Dashboard slow or unreachable

Incident Report for Kundo

Postmortem

We apologize for any inconvenience caused by this incident. A summary of the events and measures taken follows.

Summary

A security update caused unexpected performance issues, causing the Kundo dashboard to be unavailable for many users.

Timeline (in CET)

15:47 - An alarm about reduced performance in our systems is triggered.

15:50 - Our incident process is initiated and troubleshooting is started.

15:57 - Information about the incident is published on status.kundo.se

16:11 - The root cause of the incident is identified to be caused by a change to one of our database schemas - an important change related to an upgrade of one of our core services that serves among other features Kundo's Dashboard.

16:12 - Database load is reduced by scaling down consumer services. The on-going database change is monitored and information is gathered to allow for informed decision making. Performance is reduced in Kundo's core services, including the Dashboard, and users experience the Dashboard as slow or even completely unresponsive.

16:24 - Resources are added for serving web requests to the Dashboard to reduce user impact.

16:34 - The database change is completed and the system starts to return to normal.

16:41 - All systems are back to normal load and Incident status is set to Resolved

17:07 - All customers that have contacted Kundo by email are informed about the incident resolution.

What happened?

One of our engineering teams prepared for an upgrade of one of our web frameworks - a necessary upgrade that is required to among other things maintain a high level of security. The upgrade was prepared the days before the incident and planned changes had passed through our internal review process. During deployment to our test environment the same morning no problems were detected and at 15:46 the team initiated the deployment to Kundo's production environment.

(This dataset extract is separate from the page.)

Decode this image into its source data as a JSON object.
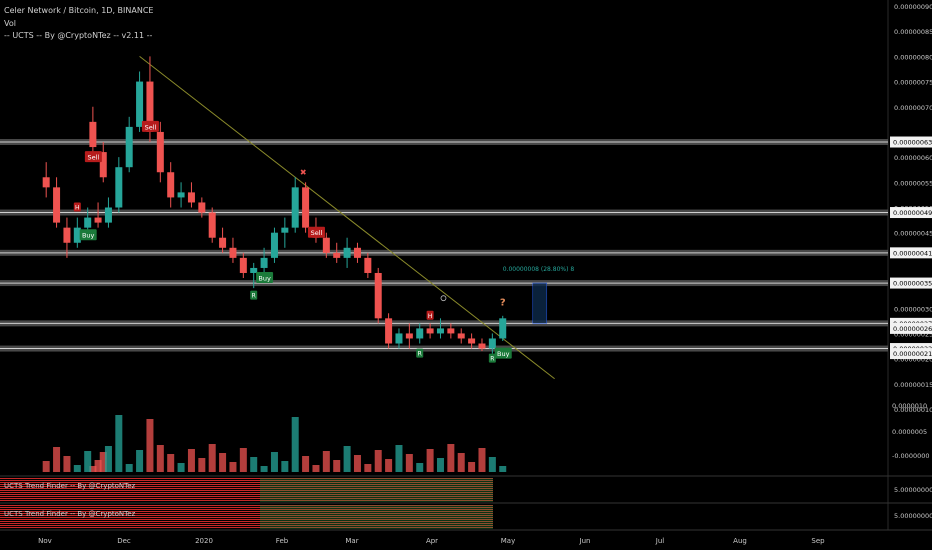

The deployment included a job that changed how data was stored in one of our database systems, something that in the test environment went more or less unnoticed due to its limited database size. When the job was started in the production environment however the database was overloaded and execution time for requests increased immediately.

After the cause of the incident was understood, it was decided to let the on-going change complete (estimated remaining time was less than 10 minutes), but to postpone scheduled related changes to be done by the job - the changes were not strictly necessary for restoring system operability.

During the time of the incident, job queues with tasks to be completed asynchronously (e.g. delivery of inbound email to be visible in the Dashboard) started to build up. From completion of database-change to normal operation the systems required a period of about 7 minutes.

‌

We have identified several actions that will mitigate impact of failures like these in future, among which are:

Improve our internal process for reviewing database changes. In retrospect we identified that this particular change could have been flagged as compute-intensive and could have been altered to avoid system overload.
Initiate two projects looking into how we can improve at informing users on incident status and to forward users to our status page to a higher degree.

‌

Further details or questions

You are most welcome to contact us via email for more information: support@kundo.se

Posted Oct 19, 2022 - 10:50 CEST

Resolved

All systems are now operational and system load has stabilized. Details on the outage will be posted here on our status page after our review process has been finalized

Posted Oct 05, 2022 - 16:44 CEST

Monitoring

The immediate problem has now been solved and our systems are gradually returning to normal again

Posted Oct 05, 2022 - 16:36 CEST

Update

We are continuing to work on a fix for this issue.

Posted Oct 05, 2022 - 16:21 CEST

Update

Parts of our systems are now available again but with slight reduced performance. Kundo Mail is still affected by the disturbance and we are working on this as well as scaling up all other system capacities

Posted Oct 05, 2022 - 16:20 CEST

Identified

The problem has been identified to a newly introduced change that affects parts of our database schemas. Work has been initiated to reduce database load

Posted Oct 05, 2022 - 16:09 CEST

Investigating

We are currently troubleshooting a problem causing the Dashboard to be slow or temporarily unreachable

Posted Oct 05, 2022 - 15:57 CEST

This incident affected: Kundo, Dashboard, Mail, Chat, Calls, Forum, and Statistics.